明军入城的脚步声自然也惊动了教堂内的修士。白发苍苍的大祭司基里尔抱着圣像冲出,却在看见额尔德木图向他颔首时怔住——这位征服者面色淡然,面对他这个“异教徒”毫无杀气,反而微微露出笑容。
“神父,”额尔德木图摸出一枚银制十字架,示意翻译传达他的意思,“大明摄政首辅说,上帝与安啦同在,皆护佑良善之人。”
趁神父正在发愣,他走上前去将十字架挂在基里尔颈间,继续用和善的语气说道,“即日起,教堂一切制度照旧,修士仍可自由行医传教。”
广场西侧突然传来骚动,斯特罗加诺夫家族的商队正满载货物撤离,领头的车夫向额尔德木图暗递眼色——这是约定的“安全撤离”信号。他望着车队扬起的尘雾,知道阿列克谢已带着伪造的“明军布防图”西逃莫斯科,那些所谓“战利品”箱底,甚至藏着高务实亲拟的书信。
当暮色染白宣礼塔尖时,额尔德木图登上喀山克里姆林宫城墙。脚下的伏尔加河正在流淌,浪花撞击着桥墩,发出阵阵涛声。他摸出怀中的密信,高务实代笔的朱批在月光下清晰可见:“既然斯特罗加诺夫家族有此雄心,可留阿列克谢一命,为我在莫斯科之棋子。”
转身时,他看见巴图尔哈只正在向鞑靼百姓展示明军分发的铁犁——犁头铸着“京华”二字。其实因为路途着实遥远,这次他带来的铁犁并不多,但数量不是问题,态度才是。
远处的清Z寺传来晚祷声,与教堂的钟声诡异地和谐共鸣,仿佛在为这座历经血火的古城,奏响新的文明乐章。

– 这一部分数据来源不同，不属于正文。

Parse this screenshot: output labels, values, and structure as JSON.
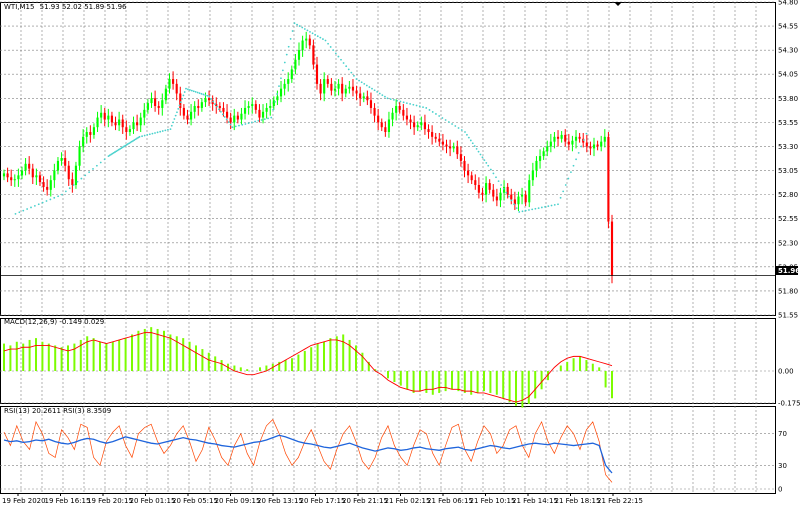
{
  "chart_data": [
    {
      "type": "candlestick",
      "panel": "price",
      "title": "WTI,M15",
      "ohlc_label": "51.93 52.02 51.89 51.96",
      "ylim": [
        51.55,
        54.8
      ],
      "y_ticks": [
        "54.80",
        "54.55",
        "54.30",
        "54.05",
        "53.80",
        "53.55",
        "53.30",
        "53.05",
        "52.80",
        "52.55",
        "52.30",
        "52.05",
        "51.80",
        "51.55"
      ],
      "last_price": "51.96",
      "closes": [
        53.02,
        52.98,
        52.95,
        52.96,
        53.0,
        53.05,
        53.12,
        53.07,
        52.98,
        53.0,
        52.93,
        52.88,
        52.85,
        52.95,
        53.05,
        53.15,
        53.18,
        53.1,
        52.96,
        52.9,
        53.1,
        53.3,
        53.4,
        53.45,
        53.42,
        53.5,
        53.6,
        53.65,
        53.58,
        53.62,
        53.55,
        53.52,
        53.58,
        53.5,
        53.45,
        53.48,
        53.55,
        53.52,
        53.6,
        53.68,
        53.75,
        53.8,
        53.72,
        53.7,
        53.78,
        53.9,
        54.0,
        53.95,
        53.85,
        53.7,
        53.62,
        53.58,
        53.66,
        53.72,
        53.7,
        53.76,
        53.8,
        53.78,
        53.74,
        53.72,
        53.7,
        53.66,
        53.6,
        53.55,
        53.62,
        53.58,
        53.64,
        53.7,
        53.72,
        53.74,
        53.68,
        53.6,
        53.66,
        53.7,
        53.72,
        53.78,
        53.82,
        53.9,
        53.95,
        54.0,
        54.1,
        54.2,
        54.3,
        54.4,
        54.42,
        54.35,
        54.15,
        53.95,
        53.85,
        54.0,
        53.95,
        53.88,
        53.9,
        53.95,
        53.85,
        53.9,
        53.92,
        53.88,
        53.85,
        53.8,
        53.82,
        53.78,
        53.7,
        53.62,
        53.55,
        53.5,
        53.45,
        53.58,
        53.65,
        53.72,
        53.68,
        53.62,
        53.58,
        53.55,
        53.5,
        53.52,
        53.55,
        53.48,
        53.45,
        53.4,
        53.38,
        53.35,
        53.32,
        53.3,
        53.28,
        53.3,
        53.22,
        53.15,
        53.05,
        53.0,
        52.95,
        52.9,
        52.82,
        52.8,
        52.92,
        52.85,
        52.78,
        52.74,
        52.82,
        52.88,
        52.8,
        52.75,
        52.7,
        52.78,
        52.8,
        52.72,
        52.95,
        53.05,
        53.15,
        53.2,
        53.25,
        53.3,
        53.35,
        53.4,
        53.38,
        53.42,
        53.35,
        53.32,
        53.36,
        53.4,
        53.38,
        53.34,
        53.3,
        53.28,
        53.32,
        53.3,
        53.35,
        53.4,
        52.52,
        51.96
      ],
      "psar": [
        {
          "x": 0.02,
          "y": 52.6
        },
        {
          "x": 0.08,
          "y": 52.8
        },
        {
          "x": 0.14,
          "y": 53.2
        },
        {
          "x": 0.16,
          "y": 53.3
        },
        {
          "x": 0.18,
          "y": 53.4
        },
        {
          "x": 0.22,
          "y": 53.48
        },
        {
          "x": 0.24,
          "y": 53.9
        },
        {
          "x": 0.27,
          "y": 53.82
        },
        {
          "x": 0.3,
          "y": 53.5
        },
        {
          "x": 0.35,
          "y": 53.6
        },
        {
          "x": 0.38,
          "y": 54.58
        },
        {
          "x": 0.42,
          "y": 54.4
        },
        {
          "x": 0.46,
          "y": 54.0
        },
        {
          "x": 0.5,
          "y": 53.8
        },
        {
          "x": 0.55,
          "y": 53.7
        },
        {
          "x": 0.6,
          "y": 53.45
        },
        {
          "x": 0.63,
          "y": 53.1
        },
        {
          "x": 0.67,
          "y": 52.62
        },
        {
          "x": 0.72,
          "y": 52.7
        },
        {
          "x": 0.76,
          "y": 53.5
        }
      ]
    },
    {
      "type": "macd",
      "panel": "macd",
      "label": "MACD(12,26,9) -0.149 0.029",
      "ylim": [
        -0.175,
        0.29
      ],
      "y_ticks": [
        "0.00",
        "-0.175"
      ],
      "histogram": [
        0.15,
        0.14,
        0.16,
        0.15,
        0.17,
        0.18,
        0.16,
        0.15,
        0.14,
        0.13,
        0.14,
        0.15,
        0.17,
        0.19,
        0.18,
        0.16,
        0.15,
        0.16,
        0.17,
        0.18,
        0.2,
        0.22,
        0.23,
        0.24,
        0.23,
        0.22,
        0.2,
        0.19,
        0.18,
        0.16,
        0.14,
        0.12,
        0.1,
        0.08,
        0.06,
        0.04,
        0.03,
        0.02,
        0.01,
        0.0,
        0.02,
        0.03,
        0.04,
        0.05,
        0.06,
        0.07,
        0.09,
        0.11,
        0.13,
        0.15,
        0.16,
        0.18,
        0.19,
        0.2,
        0.17,
        0.14,
        0.1,
        0.05,
        0.01,
        0.0,
        -0.04,
        -0.06,
        -0.08,
        -0.1,
        -0.12,
        -0.11,
        -0.12,
        -0.13,
        -0.12,
        -0.11,
        -0.1,
        -0.11,
        -0.12,
        -0.13,
        -0.12,
        -0.11,
        -0.12,
        -0.13,
        -0.15,
        -0.17,
        -0.19,
        -0.2,
        -0.18,
        -0.15,
        -0.1,
        -0.05,
        0.0,
        0.03,
        0.05,
        0.07,
        0.08,
        0.06,
        0.04,
        0.02,
        -0.09,
        -0.149
      ],
      "signal": [
        0.11,
        0.12,
        0.12,
        0.13,
        0.13,
        0.14,
        0.14,
        0.14,
        0.13,
        0.12,
        0.11,
        0.12,
        0.14,
        0.16,
        0.17,
        0.16,
        0.15,
        0.16,
        0.17,
        0.18,
        0.19,
        0.2,
        0.21,
        0.21,
        0.2,
        0.19,
        0.18,
        0.16,
        0.14,
        0.12,
        0.1,
        0.08,
        0.06,
        0.05,
        0.04,
        0.02,
        0.0,
        -0.01,
        -0.02,
        -0.02,
        -0.01,
        0.0,
        0.02,
        0.04,
        0.06,
        0.08,
        0.1,
        0.12,
        0.14,
        0.15,
        0.16,
        0.17,
        0.17,
        0.16,
        0.14,
        0.11,
        0.08,
        0.04,
        0.0,
        -0.02,
        -0.05,
        -0.07,
        -0.09,
        -0.1,
        -0.11,
        -0.11,
        -0.1,
        -0.1,
        -0.09,
        -0.09,
        -0.1,
        -0.1,
        -0.11,
        -0.11,
        -0.12,
        -0.12,
        -0.13,
        -0.14,
        -0.15,
        -0.16,
        -0.17,
        -0.16,
        -0.14,
        -0.1,
        -0.06,
        -0.02,
        0.02,
        0.05,
        0.07,
        0.08,
        0.08,
        0.07,
        0.06,
        0.05,
        0.04,
        0.029
      ]
    },
    {
      "type": "rsi",
      "panel": "rsi",
      "label": "RSI(13) 20.2611 RSI(3) 8.3509",
      "ylim": [
        0,
        100
      ],
      "y_ticks": [
        "70",
        "30",
        "0"
      ],
      "rsi13": [
        62,
        60,
        61,
        59,
        60,
        62,
        61,
        63,
        60,
        58,
        57,
        59,
        62,
        64,
        63,
        60,
        58,
        60,
        63,
        66,
        64,
        62,
        60,
        58,
        57,
        59,
        61,
        63,
        65,
        63,
        62,
        60,
        58,
        57,
        55,
        54,
        53,
        55,
        57,
        59,
        60,
        62,
        65,
        68,
        66,
        63,
        60,
        58,
        57,
        55,
        53,
        52,
        54,
        56,
        58,
        55,
        52,
        50,
        48,
        50,
        52,
        51,
        49,
        50,
        52,
        53,
        51,
        50,
        49,
        51,
        52,
        53,
        50,
        49,
        51,
        53,
        55,
        54,
        52,
        51,
        53,
        55,
        57,
        58,
        57,
        56,
        58,
        57,
        56,
        55,
        56,
        57,
        58,
        55,
        30,
        20.2611
      ],
      "rsi3": [
        72,
        55,
        80,
        60,
        50,
        85,
        70,
        45,
        40,
        75,
        65,
        50,
        82,
        78,
        40,
        30,
        60,
        72,
        80,
        55,
        40,
        70,
        78,
        82,
        60,
        45,
        55,
        70,
        80,
        60,
        35,
        50,
        78,
        62,
        40,
        30,
        55,
        70,
        45,
        30,
        60,
        80,
        88,
        70,
        45,
        30,
        40,
        60,
        75,
        55,
        35,
        25,
        50,
        70,
        80,
        60,
        35,
        25,
        40,
        65,
        80,
        55,
        40,
        30,
        55,
        75,
        70,
        45,
        30,
        55,
        78,
        82,
        50,
        35,
        60,
        80,
        70,
        45,
        55,
        75,
        80,
        55,
        40,
        70,
        85,
        60,
        45,
        65,
        80,
        70,
        50,
        75,
        85,
        60,
        18,
        8.3509
      ]
    }
  ],
  "x_axis": {
    "labels": [
      "19 Feb 2020",
      "19 Feb 16:15",
      "19 Feb 20:15",
      "20 Feb 01:15",
      "20 Feb 05:15",
      "20 Feb 09:15",
      "20 Feb 13:15",
      "20 Feb 17:15",
      "20 Feb 21:15",
      "21 Feb 02:15",
      "21 Feb 06:15",
      "21 Feb 10:15",
      "21 Feb 14:15",
      "21 Feb 18:15",
      "21 Feb 22:15"
    ]
  },
  "colors": {
    "bull": "#00ff00",
    "bear": "#ff0000",
    "psar": "#48d1cc",
    "macd_hist": "#7cfc00",
    "macd_signal": "#ff0000",
    "rsi13": "#1e64dc",
    "rsi3": "#ff4500",
    "grid": "#808080",
    "last_price_bg": "#000000"
  }
}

夜幕降临前,最后一支斯特罗加诺夫商队消失在城西之外的森林边缘。阿列克谢斯特罗加诺夫在马车上抚摸着伪造的箭伤,嘴角勾起冷笑——他知道,当莫斯科收到“喀山陷落”的战报时,自己“力战突围”的英雄形象,已随着商队携带的“明军暴行录”——实则是斯特罗加诺夫家族自导自演的屠杀场景——深深刻入沙俄贵族的恐惧之中。